Aan de Gouverneurs van Aruba, Curaçao en van Sint Maarten is verzocht hogergenoemde stukken op 18 februari 2022 over te leggen aan de Staten van Aruba, Curaçao en van Sint Maarten.

De Gevolmachtigde Ministers van Aruba, Curaçao en van Sint Maarten zijn van deze overlegging in kennis gesteld.

De Minister van Buitenlandse Zaken, W.B. Hoekstra

TOELICHTENDE NOTA

I. Inleiding

De Douaneovereenkomst inzake het internationale vervoer van goederen onder dekking van carnets Transports Internationaux Routiers ofwel TIR (TIR-Overeenkomst) (Trb. 1976, nr. 184, vertaling in Trb. 1977, nr. 91), is op 14 november 1975 te Genève tot stand gekomen. Het is een multilateraal verdrag dat tot stand is gebracht onder toezicht van de Economische Commissie voor Europa van de Verenigde Naties (VN-ECE) en thans van kracht is voor 77 overeenkomstsluitende partijen, waaronder het Koninkrijk der Nederlanden en de Europese Unie.
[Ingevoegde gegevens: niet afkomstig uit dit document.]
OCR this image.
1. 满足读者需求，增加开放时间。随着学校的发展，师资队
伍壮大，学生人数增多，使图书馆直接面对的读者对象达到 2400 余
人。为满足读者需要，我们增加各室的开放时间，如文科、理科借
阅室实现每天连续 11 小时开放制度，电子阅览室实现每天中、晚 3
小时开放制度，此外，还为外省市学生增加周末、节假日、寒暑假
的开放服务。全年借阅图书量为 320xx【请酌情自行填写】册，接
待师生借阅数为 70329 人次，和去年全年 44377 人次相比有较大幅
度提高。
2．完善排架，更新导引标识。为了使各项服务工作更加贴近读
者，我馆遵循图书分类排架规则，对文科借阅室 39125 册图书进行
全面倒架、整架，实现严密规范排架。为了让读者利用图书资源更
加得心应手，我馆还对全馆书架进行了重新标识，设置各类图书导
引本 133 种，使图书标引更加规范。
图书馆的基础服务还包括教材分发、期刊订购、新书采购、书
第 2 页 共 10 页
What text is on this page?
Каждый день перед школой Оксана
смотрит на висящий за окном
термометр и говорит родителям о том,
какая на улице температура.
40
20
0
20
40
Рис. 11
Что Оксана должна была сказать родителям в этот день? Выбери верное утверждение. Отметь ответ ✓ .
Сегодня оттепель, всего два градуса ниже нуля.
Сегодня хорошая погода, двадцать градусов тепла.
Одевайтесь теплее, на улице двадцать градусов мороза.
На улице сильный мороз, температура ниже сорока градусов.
De TIR-Overeenkomst maakt het mogelijk om goederen over de grenzen van aangesloten landen te vervoeren, zonder ze te hoeven lossen aan de grens en zonder dat de vervoerder telkens opnieuw zekerheid hoeft te stellen. De goederen worden bij vertrek geladen in een degelijk afgesloten ruimte, die op grond van bijlagen 2 en 7 van de TIR-Overeenkomst aan strenge eisen dient te voldoen. Vervolgens vinden er bij grensoverschrijdingen tussen aangesloten landen in principe geen controles op goederen meer plaats. De grensformaliteiten zijn beperkt tot het geldig maken van nieuwe bladen van het TIR-carnet. Het zwaartepunt van de controle ligt dus bij de aanvang en het einde van het vervoer. Tevens worden de goederen bij grensoverschrijdingen niet onderworpen aan betaling van rechten of heffingen in verband met in- of uitvoer.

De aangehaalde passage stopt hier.